New York Times geçtiğimiz ay "Putin idaresindeki Rusya ve Modi yönetimindeki Hindistan" gibi Türkiye'nin de "ekonomik gelişme, demokratik seçimler ve otoriter liderlik"i bağdaştıran bir modeli benimseyerek "Batı'dan uzaklaştığı" tezini işleyen bir yazı yayınladı.
Yazı Pankaj Mishra'nın "Batı modeli iflâs etti" başlıklı değerlendirmesinden hareket ediyor, ancak Hintli entelektüelin oldukça derin analizini bağlamından çıkararak güncel bir Türkiye eleştirisine dönüştürüyordu.
NYT eleştirisi Türkiye siyasetini konu aldığı için basınımızda geniş yankı bulurken Mishra'nın kapsamlı analizi, ne yazık ki, aynı ilgiyi görmedi.

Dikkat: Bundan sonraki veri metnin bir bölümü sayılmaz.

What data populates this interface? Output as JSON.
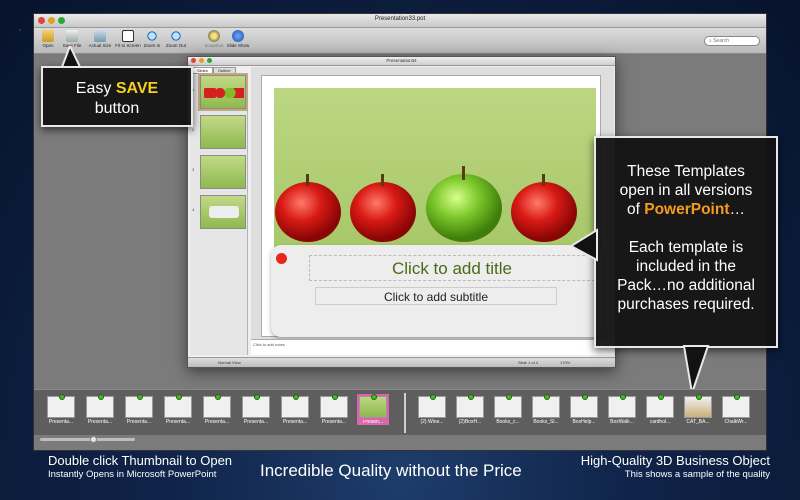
{
  "window": {
    "title": "Presentation33.pot"
  },
  "toolbar": {
    "buttons": [
      {
        "label": "Open"
      },
      {
        "label": "Save File"
      },
      {
        "label": "Actual Size"
      },
      {
        "label": "Fit to Screen"
      },
      {
        "label": "Zoom In"
      },
      {
        "label": "Zoom Out"
      },
      {
        "label": "Snapshot"
      },
      {
        "label": "Slide Show"
      }
    ],
    "search_placeholder": "Search"
  },
  "doc": {
    "title": "Presentation34",
    "tabs": [
      "Slides",
      "Outline"
    ],
    "slide": {
      "title_placeholder": "Click to add title",
      "subtitle_placeholder": "Click to add subtitle"
    },
    "notes": "Click to add notes",
    "status_view": "Normal View",
    "status_slide": "Slide 1 of 4",
    "status_zoom": "170%"
  },
  "callouts": {
    "save": {
      "pre": "Easy ",
      "highlight": "SAVE",
      "post": "button"
    },
    "templates": {
      "line1": "These Templates",
      "line2": "open in all versions",
      "line3_pre": "of ",
      "line3_highlight": "PowerPoint",
      "line3_post": "…",
      "line4": "Each template is",
      "line5": "included in the",
      "line6": "Pack…no additional",
      "line7": "purchases required."
    }
  },
  "templates_left": [
    "Presenta...",
    "Presenta...",
    "Presenta...",
    "Presenta...",
    "Presenta...",
    "Presenta...",
    "Presenta...",
    "Presenta...",
    "Presen..."
  ],
  "templates_right": [
    "(2) Wine...",
    "(2)BoxH...",
    "Books_c...",
    "Books_Sl...",
    "BoxHelp...",
    "BoxWalk...",
    "cardhol...",
    "CAT_BA...",
    "ChalkWr..."
  ],
  "captions": {
    "left_line1": "Double click Thumbnail to Open",
    "left_line2": "Instantly Opens in Microsoft PowerPoint",
    "center": "Incredible Quality without the Price",
    "right_line1": "High-Quality 3D Business Object",
    "right_line2": "This shows a sample of the quality"
  },
  "colors": {
    "accent_save": "#f5d020",
    "accent_powerpoint": "#f59b1e",
    "selection": "#e25eb0"
  }
}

Halbuki konuya "siyasal rejim" temelinde yaklaşmayan bu değerlendirme yirmi birinci yüzyılın "Batı modeli"nin iflâsına tanıklık ettiğini savunan önemli bir entelektüel tartışmayı gündeme taşıyordu.
"Model" olarak Batı
Mishra, Guardian gazetesinde yayınlanan bu analizi, Avrupa emperyalizminin on dokuz ve yirminci asırlarda Asya üzerindeki etkisini inceleyen İmparatorluk Kalıntılarından: Batı'ya İsyan ve Asya'nın Yeniden İnşaı (2012) kitabı ve değişik mülâkatlarında NYT'ın yaptığı türde "Batı'nın (doğru) yolundan sapma" benzeri "siyasal rejim temelli" eleştirilerinden çok daha kapsamlı bir yaklaşımı dile getirmektedir.

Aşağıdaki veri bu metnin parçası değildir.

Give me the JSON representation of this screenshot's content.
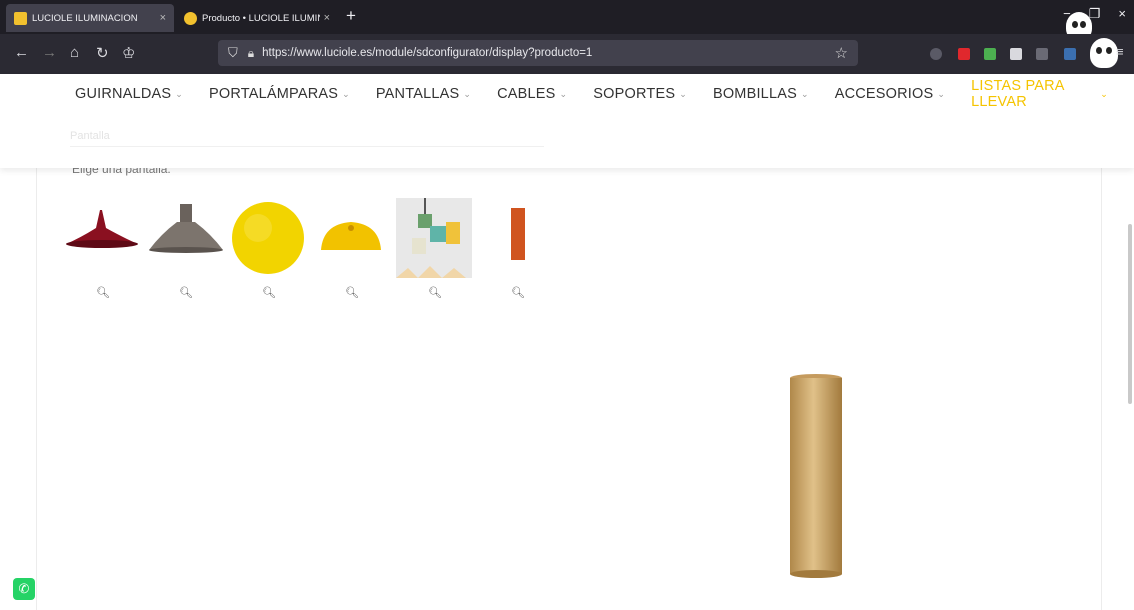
{
  "browser": {
    "tabs": [
      {
        "title": "LUCIOLE ILUMINACION",
        "close": "×"
      },
      {
        "title": "Producto • LUCIOLE ILUMINACI",
        "close": "×"
      }
    ],
    "new_tab": "+",
    "url": "https://www.luciole.es/module/sdconfigurator/display?producto=1",
    "window_controls": {
      "minimize": "−",
      "close": "×"
    }
  },
  "menu": {
    "items": [
      {
        "label": "GUIRNALDAS"
      },
      {
        "label": "PORTALÁMPARAS"
      },
      {
        "label": "PANTALLAS"
      },
      {
        "label": "CABLES"
      },
      {
        "label": "SOPORTES"
      },
      {
        "label": "BOMBILLAS"
      },
      {
        "label": "ACCESORIOS"
      },
      {
        "label": "LISTAS PARA LLEVAR"
      }
    ],
    "chevron": "⌄",
    "highlight_color": "#f5c400"
  },
  "configurator": {
    "section_label": "Pantalla",
    "prompt": "Elige una pantalla."
  },
  "thumbnails": [
    {
      "icon": "zoom-icon"
    },
    {
      "icon": "zoom-icon"
    },
    {
      "icon": "zoom-icon"
    },
    {
      "icon": "zoom-icon"
    },
    {
      "icon": "zoom-icon"
    },
    {
      "icon": "zoom-icon"
    }
  ],
  "colors": {
    "tabstrip": "#1f1e25",
    "navbar": "#2b2a33",
    "urlbar": "#42414d",
    "accent_yellow": "#f5c400",
    "whatsapp": "#25d366"
  }
}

Onun 1960'lı yılların gözde kuramı olan teleolojik karakterli siyasal modernizasyondan Niall Ferguson'ın Batı'yı tekil medeniyetin yaratıcısı olarak kutsayan güncel değerlendirmelerine varan yaklaşımlara getirdiği eleştiri "Batı'yı taklit" ve "onu yakalama"yı hedefleyen post-kolonyalliğin bunun yerine kaçınılmaz olarak yeni "kolonyal biçimler" yarattığı tezi üzerinde yoğunlaşmaktadır.
Mishra bu nedenle "Doğu-
Batı," "demokrasi-totaliterlik," "kapitalizm-sosyalizm" benzeri ideolojik karşıtlık kutupları ve böylesi eksenlere dayanılarak inşa edilen "tarih"in anlamlı olmadığını savunmaktadır.

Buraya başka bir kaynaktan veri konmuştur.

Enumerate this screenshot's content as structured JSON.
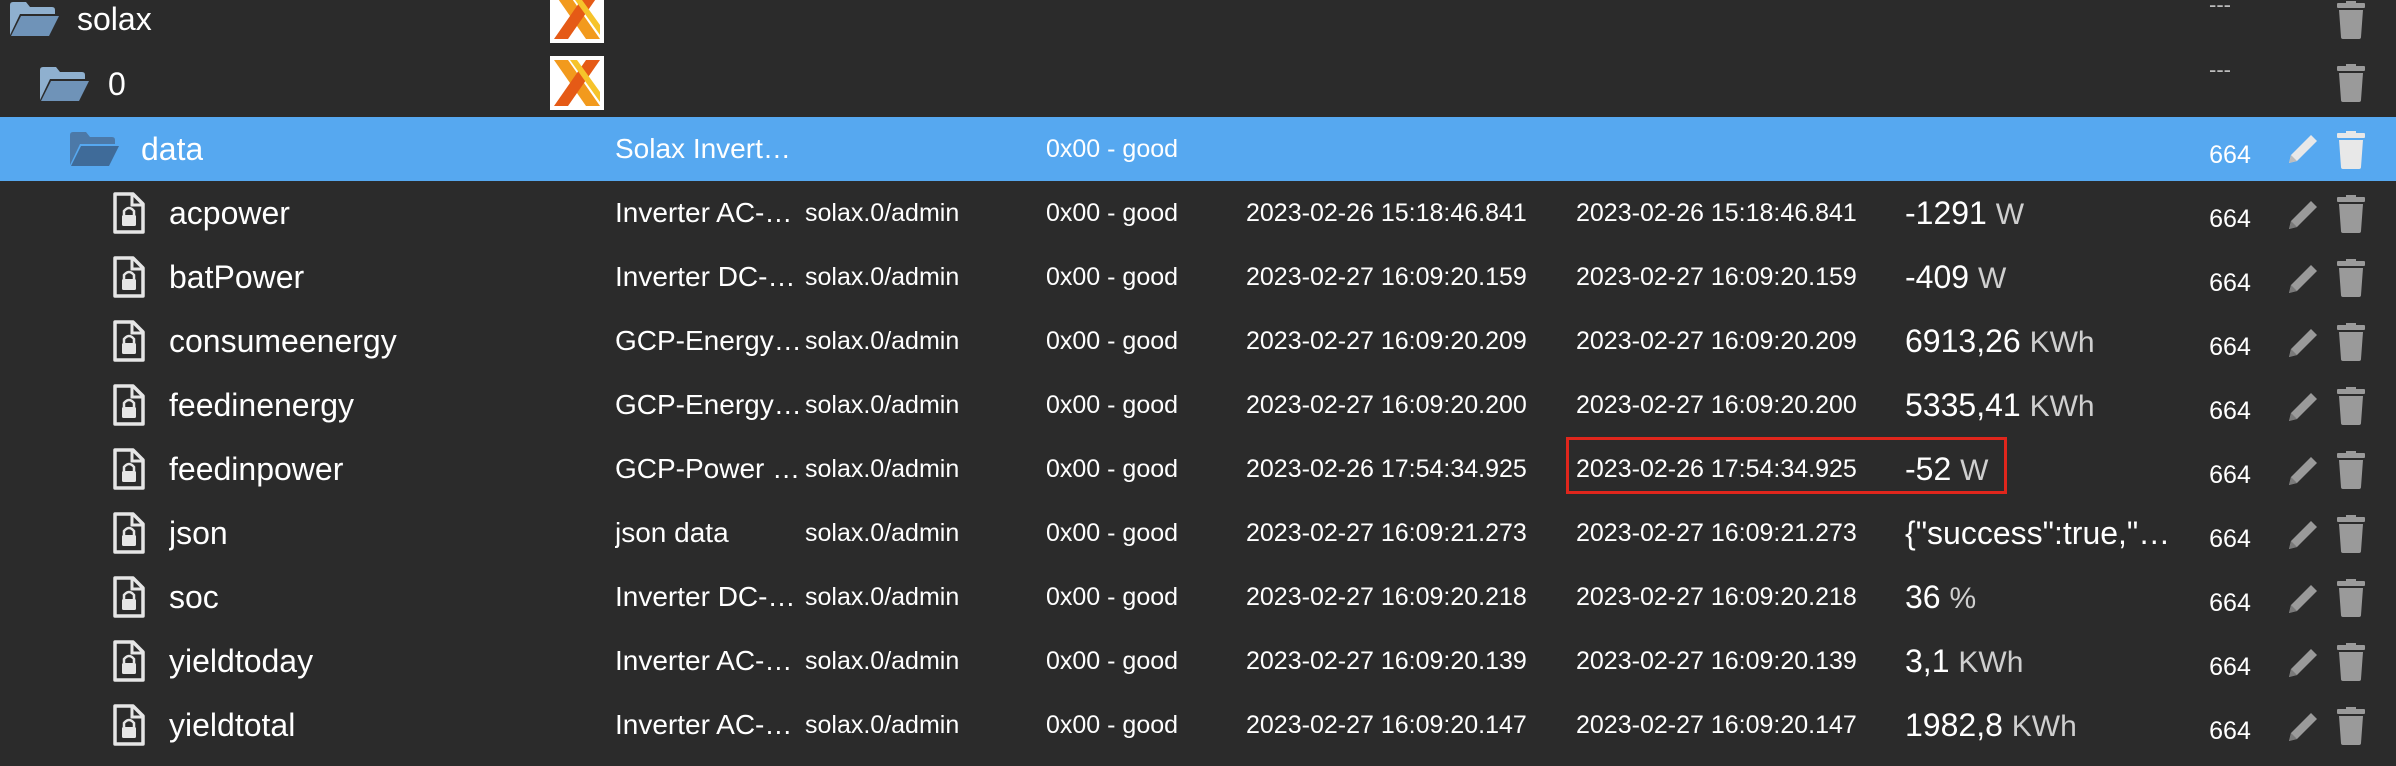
{
  "tree": {
    "root_folder": {
      "name": "solax",
      "rights": "---"
    },
    "instance_folder": {
      "name": "0",
      "rights": "---"
    },
    "data_folder": {
      "name": "data",
      "description": "Solax Inverte…",
      "ack": "0x00 - good",
      "rights": "664"
    },
    "states": [
      {
        "name": "acpower",
        "description": "Inverter AC-P…",
        "role": "solax.0/admin",
        "ack": "0x00 - good",
        "ts": "2023-02-26 15:18:46.841",
        "lc": "2023-02-26 15:18:46.841",
        "value": "-1291",
        "unit": "W",
        "rights": "664"
      },
      {
        "name": "batPower",
        "description": "Inverter DC-…",
        "role": "solax.0/admin",
        "ack": "0x00 - good",
        "ts": "2023-02-27 16:09:20.159",
        "lc": "2023-02-27 16:09:20.159",
        "value": "-409",
        "unit": "W",
        "rights": "664"
      },
      {
        "name": "consumeenergy",
        "description": "GCP-Energy f…",
        "role": "solax.0/admin",
        "ack": "0x00 - good",
        "ts": "2023-02-27 16:09:20.209",
        "lc": "2023-02-27 16:09:20.209",
        "value": "6913,26",
        "unit": "KWh",
        "rights": "664"
      },
      {
        "name": "feedinenergy",
        "description": "GCP-Energy t…",
        "role": "solax.0/admin",
        "ack": "0x00 - good",
        "ts": "2023-02-27 16:09:20.200",
        "lc": "2023-02-27 16:09:20.200",
        "value": "5335,41",
        "unit": "KWh",
        "rights": "664"
      },
      {
        "name": "feedinpower",
        "description": "GCP-Power t…",
        "role": "solax.0/admin",
        "ack": "0x00 - good",
        "ts": "2023-02-26 17:54:34.925",
        "lc": "2023-02-26 17:54:34.925",
        "value": "-52",
        "unit": "W",
        "rights": "664"
      },
      {
        "name": "json",
        "description": "json data",
        "role": "solax.0/admin",
        "ack": "0x00 - good",
        "ts": "2023-02-27 16:09:21.273",
        "lc": "2023-02-27 16:09:21.273",
        "value": "{\"success\":true,\"…",
        "unit": "",
        "rights": "664"
      },
      {
        "name": "soc",
        "description": "Inverter DC-…",
        "role": "solax.0/admin",
        "ack": "0x00 - good",
        "ts": "2023-02-27 16:09:20.218",
        "lc": "2023-02-27 16:09:20.218",
        "value": "36",
        "unit": "%",
        "rights": "664"
      },
      {
        "name": "yieldtoday",
        "description": "Inverter AC-E…",
        "role": "solax.0/admin",
        "ack": "0x00 - good",
        "ts": "2023-02-27 16:09:20.139",
        "lc": "2023-02-27 16:09:20.139",
        "value": "3,1",
        "unit": "KWh",
        "rights": "664"
      },
      {
        "name": "yieldtotal",
        "description": "Inverter AC-E…",
        "role": "solax.0/admin",
        "ack": "0x00 - good",
        "ts": "2023-02-27 16:09:20.147",
        "lc": "2023-02-27 16:09:20.147",
        "value": "1982,8",
        "unit": "KWh",
        "rights": "664"
      }
    ]
  },
  "icons": {
    "folder": "folder-open-icon",
    "state": "file-lock-icon",
    "adapter": "solax-logo-icon",
    "edit": "pencil-icon",
    "delete": "trash-icon"
  },
  "colors": {
    "background": "#2b2b2b",
    "selected_row": "#56a8f0",
    "folder_icon": "#8fb0cf",
    "highlight_border": "#e0261c"
  }
}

Dolayısıyla Hintli entellektüel, NYT'ın "siyasal rejim" merkezli analizinden farklı olarak derin ve "yapısal" bir soruna parmak basmaktadır. Mishra, Batı'nın yükselişinin tüm dünyada toprak ve kaynaklara el koyma temelinde gerçekleştiğini, bu nedenle de şehirleşmiş Batı sanayi toplumlarının "benzerlerini" nüfûs yoğunlukları yüksek, modernlik öncesi karakterleri güçlü ülkelerde yaratma projesinin, eşyanın tabiatı gereği, "başarısızlığa mahkûm" olduğunu savunmaktadır.
Bu girişimler Christopher Bayly'nin savunduğu gibi "uzun vâdede kazanması mümkün olmayan" yapıların çabaları olmanın ötesine gidememiştir.
Mishra; Atatürk, Nehru, Nasır, Nkrumah, Mao, Sukarno benzeri yirminci yüzyıl seküler ve sosyalist "Batı yakalayıcıları" ile günümüzde korumacı devletçiliği global kapitalizm ile ikame ederek Amerikan hayat standardına erişmeyi hedefleyen "modernleştirmecilerin," son tahlilde, "başarılması imkânsız" projeleri üstlendiklerini ileri sürmektedir.
Değerlerin keşfi
Hintli entelektüelin parmak bastığı "yapısal" ve "zamanlama" ile ilişkili sorunlar şüphesiz Türkiye'nin de dahil olduğu bir dizi tabulaştırılmış "Batılılaşma" projesinin yeniden değerlendirilmesini anlamlı kılmaktadır.
Bunlar hiç yol almamış, değişimler yaratmamış değildir.
Ancak Mishra'nın da savunduğu gibi bu projeler yerel değerlerle çatışan "dahilî sömürgeleştirme"ler ya da "yeni kolonyalizm"ler yaratmışlar, "Batı'yı yakalama" hedefinin ise oldukça uzağında kalmışlardır.
Bu noktadan hareketle, kendi örneğimizin, NYT'ın ortaya koyduğu "Batı'nın doğru yolundan uzaklaşan yaramaz çocuk" türü tahliller ve kişisel tercih biçimlerine indirgenmeden ele alınması gerekmektedir.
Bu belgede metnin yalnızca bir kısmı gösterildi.